Supreme Court to hear $12B ACA risk corridors case this week

By | December 10, 2019

The U.S. Supreme Court will hear oral arguments Tuesday on a lawsuit involving the Affordable Care Act’s risk corridor program that could have implications for the future of public-private partnerships in healthcare and beyond.

The case centers on some $ 12 billion in payments dozens of health insurers say they are owed due to losses on the state health insurance exchanges. The payments were initially scotched by CMS when the agency declared risk corridors would be revenue neutral. They were then zeroed out by Congress.

Observers say the money and where it ends up will not be the ultimate thrust of the high court’s decision — it’s whether or not the business sector will have trust in the federal government in current and future partnerships.

Legal experts have been puzzling as to why the high court decided to take on the appeals of four regional health insurers duking it out with HHS in lower courts regarding reimbursement they say is owed under the ACA’s now dead risk corridors program.

Risk corridors were designed to keep insurers from irrationally pricing premiums during the first years of the state health insurance exchanges when it was unknown what the market for such plans would be. Under the terms of the program, plans in the exchanges with claims that were 97% or below that of its projections made payments to plans whose claims were 103% or higher than what they had projected.
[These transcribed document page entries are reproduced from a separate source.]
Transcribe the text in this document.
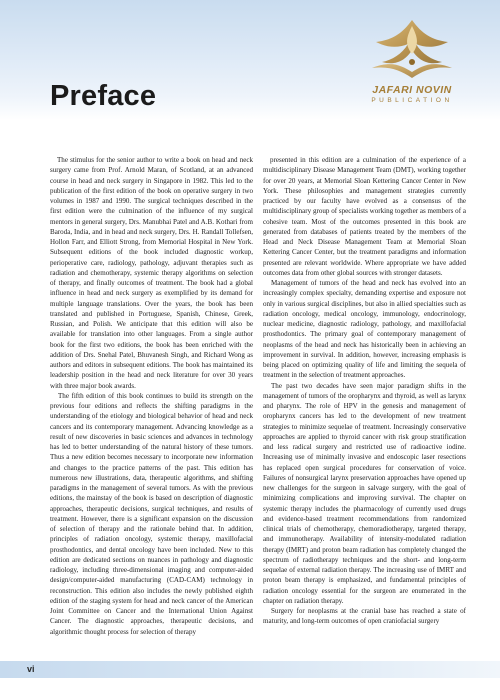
Preface	JAFARI NOVIN
PUBLICATION

The stimulus for the senior author to write a book on head and neck surgery came from Prof. Arnold Maran, of Scotland, at an advanced course in head and neck surgery in Singapore in 1982. This led to the publication of the first edition of the book on operative surgery in two volumes in 1987 and 1990. The surgical techniques described in the first edition were the culmination of the influence of my surgical mentors in general surgery, Drs. Manubhai Patel and A.B. Kothari from Baroda, India, and in head and neck surgery, Drs. H. Randall Tollefsen, Hollon Farr, and Elliott Strong, from Memorial Hospital in New York. Subsequent editions of the book included diagnostic workup, perioperative care, radiology, pathology, adjuvant therapies such as radiation and chemotherapy, systemic therapy algorithms on selection of therapy, and finally outcomes of treatment. The book had a global influence in head and neck surgery as exemplified by its demand for multiple language translations. Over the years, the book has been translated and published in Portuguese, Spanish, Chinese, Greek, Russian, and Polish. We anticipate that this edition will also be available for translation into other languages. From a single author book for the first two editions, the book has been enriched with the addition of Drs. Snehal Patel, Bhuvanesh Singh, and Richard Wong as authors and editors in subsequent editions. The book has maintained its leadership position in the head and neck literature for over 30 years with three major book awards.

The fifth edition of this book continues to build its strength on the previous four editions and reflects the shifting paradigms in the understanding of the etiology and biological behavior of head and neck cancers and its contemporary management. Advancing knowledge as a result of new discoveries in basic sciences and advances in technology has led to better understanding of the natural history of these tumors. Thus a new edition becomes necessary to incorporate new information and changes to the practice patterns of the past. This edition has numerous new illustrations, data, therapeutic algorithms, and shifting paradigms in the management of several tumors. As with the previous editions, the mainstay of the book is based on description of diagnostic approaches, therapeutic decisions, surgical techniques, and results of treatment. However, there is a significant expansion on the discussion of selection of therapy and the rationale behind that. In addition, principles of radiation oncology, systemic therapy, maxillofacial prosthodontics, and dental oncology have been included. New to this edition are dedicated sections on nuances in pathology and diagnostic radiology, including three-dimensional imaging and computer-aided design/computer-aided manufacturing (CAD-CAM) technology in reconstruction. This edition also includes the newly published eighth edition of the staging system for head and neck cancer of the American Joint Committee on Cancer and the International Union Against Cancer. The diagnostic approaches, therapeutic decisions, and algorithmic thought process for selection of therapy

presented in this edition are a culmination of the experience of a multidisciplinary Disease Management Team (DMT), working together for over 20 years, at Memorial Sloan Kettering Cancer Center in New York. These philosophies and management strategies currently practiced by our faculty have evolved as a consensus of the multidisciplinary group of specialists working together as members of a cohesive team. Most of the outcomes presented in this book are generated from databases of patients treated by the members of the Head and Neck Disease Management Team at Memorial Sloan Kettering Cancer Center, but the treatment paradigms and information presented are relevant worldwide. Where appropriate we have added outcomes data from other global sources with stronger datasets.

Management of tumors of the head and neck has evolved into an increasingly complex specialty, demanding expertise and exposure not only in various surgical disciplines, but also in allied specialties such as radiation oncology, medical oncology, immunology, endocrinology, nuclear medicine, diagnostic radiology, pathology, and maxillofacial prosthodontics. The primary goal of contemporary management of neoplasms of the head and neck has historically been in achieving an improvement in survival. In addition, however, increasing emphasis is being placed on optimizing quality of life and limiting the sequela of treatment in the selection of treatment approaches.

The past two decades have seen major paradigm shifts in the management of tumors of the oropharynx and thyroid, as well as larynx and pharynx. The role of HPV in the genesis and management of oropharynx cancers has led to the development of new treatment strategies to minimize sequelae of treatment. Increasingly conservative approaches are applied to thyroid cancer with risk group stratification and less radical surgery and restricted use of radioactive iodine. Increasing use of minimally invasive and endoscopic laser resections has replaced open surgical procedures for conservation of voice. Failures of nonsurgical larynx preservation approaches have opened up new challenges for the surgeon in salvage surgery, with the goal of minimizing complications and improving survival. The chapter on systemic therapy includes the pharmacology of currently used drugs and evidence-based treatment recommendations from randomized clinical trials of chemotherapy, chemoradiotherapy, targeted therapy, and immunotherapy. Availability of intensity-modulated radiation therapy (IMRT) and proton beam radiation has completely changed the spectrum of radiotherapy techniques and the short- and long-term sequelae of external radiation therapy. The increasing use of IMRT and proton beam therapy is emphasized, and fundamental principles of radiation oncology essential for the surgeon are enumerated in the chapter on radiation therapy.

Surgery for neoplasms at the cranial base has reached a state of maturity, and long-term outcomes of open craniofacial surgery

vi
Initially, the federal government said any plan that needed the risk corridor payments would receive them. But in 2014, CMS, which oversaw the program, said it would be budget neutral — as opposed to the agency making appropriations from its general funds to make risk corridor payments. The following year, HHS said that based on the budget neutral formula it could only pay about one-eighth of what was owed, or slightly more than $ 240 million of $ 3 billion claims in total. Congress also passed an appropriations rider blocking CMS from dispersing general funds to insurers. That essentially killed the program.

“The primary impact of the shortfall was really felt by the insurers who participated in the early years of the marketplace — it was particularly devastating for co-ops and other smaller insurers who expected these funds to come in and didn’t have an alternative when they didn’t,” Katie Keith, a legal scholar and a faculty member at Georgetown University’s Center for Health Insurance Reforms, told Healthcare Dive.

About a third of the non-profit co-op health insurance plans went out of business partly as a result of losing the risk corridor payments, although the larger insurers were able to soldier on by raising premiums. But these days competition in the exchanges is expanding rather than shrinking, Keith said.

Timothy Jost, professor emeritus at Washington & Lee law school who has written extensively about the legal wrangling, is puzzled over the high court’s decision to take on the case. Still, he said the rationale is very straightforward.

“Four members of the court thought there was an important legal question that needed to be answered,” he told Healthcare Dive, referring to the number of justices required to grant a hearing on cases involving agreements between the federal government and private entities.

Keith said the court may be amenable to some changes in the outcome of the litigation involving the four health plans: Moda Health, Maine Community Health Options, Land of Lincoln Mutual Insurance Co. and Blue Cross Blue Shield of North Carolina.

The plans sued first in the Federal Court of Claims and then the Federal Court of Appeals, and then appealed to Supreme Court after they mostly lost their cases. However, dozens of more health plans have sued over the risk corridor issues. Should those four insurers entirely prevail at the high court, the feds could wind up owing them and other payers as much as $ 12.3 billion in risk corridor payments.

Jost doesn’t think such an outcome is likely. He believes the court is more interested in determining whether a public-private partnership program could be disabled by Congress through the appropriations process, or even a federal agency on a regulatory whim.

“The court could decide that Congress could change funding rules in the middle of all sorts of programs,” he said. “It will be kind of an important indicator of the health of public-private partnerships not only involving the ACA, but Medicare Advantage, agriculture, defense and many other areas.”

However, should the court rule fully in favor of the insurers and order CMS to cough up the risk corridor payments, Keith believes consumers could actually benefit from the insurers’ windfall.

“The impact would vary by state and insurer, but consumers could receive higher rebates through medical loss ratio refunds, or insurers could lower premiums. There would be a number of operational questions,” she said.